Un western crépusculaire et nostalgique imaginé par Gerald Forton et Philippe Cottarel (éditions Hibou, 2021)

Par Patrick Ducher

Beaucoup de garçonnets français des Trente Glorieuses [et de fillettes ! ndlr😀] ont forgé leur culture BD avec des illustrés tels que Spirou, Tintin, Mickey mais aussi Pif Gadget. C’est précisément dans les pages de l’hebdomadaire des éditions Vaillant qu’est né « Teddy Ted », un fringant cowboy solitaire. Plusieurs dizaines de récits ont été publiées entre 1963 et jusqu’en 1975. L’éditeur belge Hibou a eu la bonne idée de rééditer plusieurs histoires.

Et voilà que le héros revient dans un récit inédit imaginé par Philippe Cottarel. Ce dernier a proposé un scénario au dessinateur originel (à partir de 1964), Gerald Forton – dont le grand-père Louis a créé les fameux Pieds Nickelés. C’est Bob Morane qui a réuni initialement les deux compères. En effet, Forton a dessiné plusieurs histoires du héros créé par Henri Vernes, notamment « La vallée des crotales » ou « L’Epée du paladin » que le scribe a découvert dans un magazine féminin que lisait sa grand-mère ! Quant à Cottarel, il a imaginé le personnage de « Caro », qui évolue dans l’univers des romans de Richard Colombo, le duo étant adoubé par Vernes en personne.

Philippe Cottarel (g.) et Patrick Ducher (Photo : Yannis Cottarel)

Philippe Cottarel (g.) et Patrick Ducher (Photo : Yannis Cottarel)
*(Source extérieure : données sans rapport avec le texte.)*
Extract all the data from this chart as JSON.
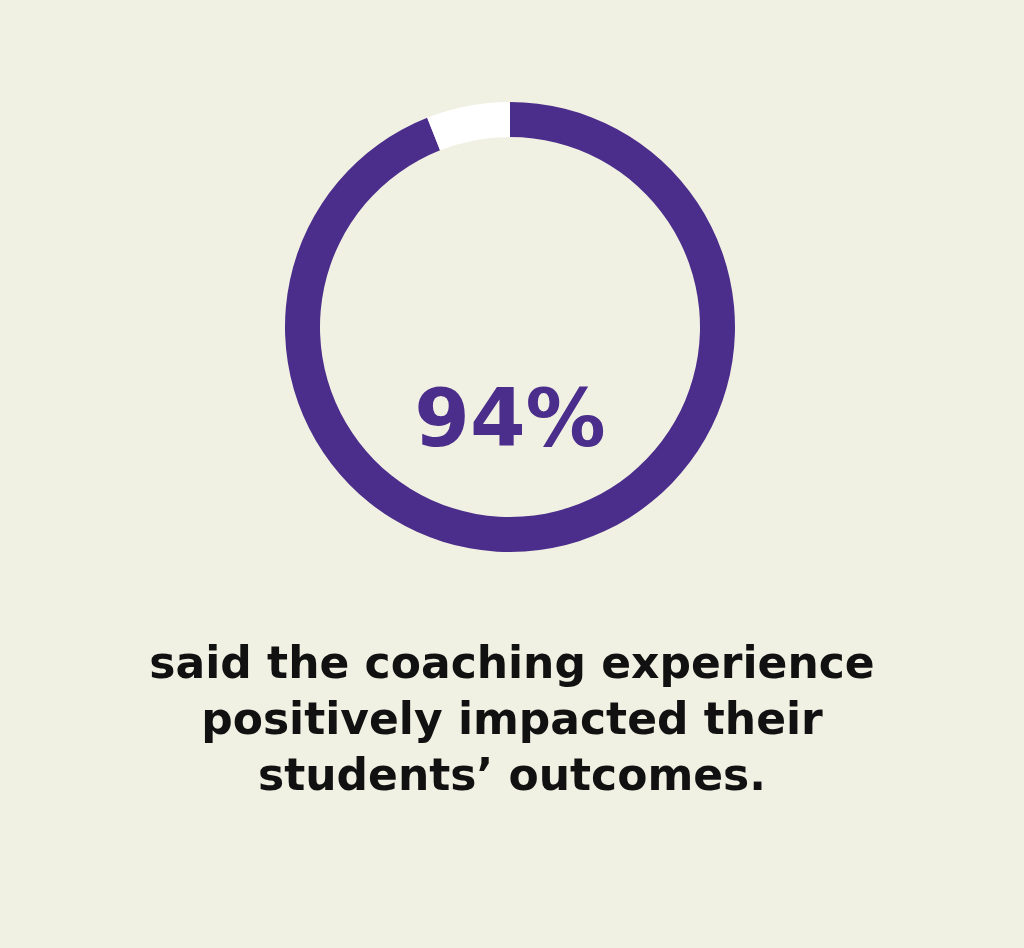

« Reprendre un personnage est un processus très casse-gueule » me confiait Philippe lors d’un après-midi passé dans son antre. « Faut-il plaire aux fans, au créateur originel, suivre son instinct… ? ». Justement, l’histoire est née de multiples échanges via Skype et Messenger entre la Normandie – où il réside – et le ranch californien de Gerald.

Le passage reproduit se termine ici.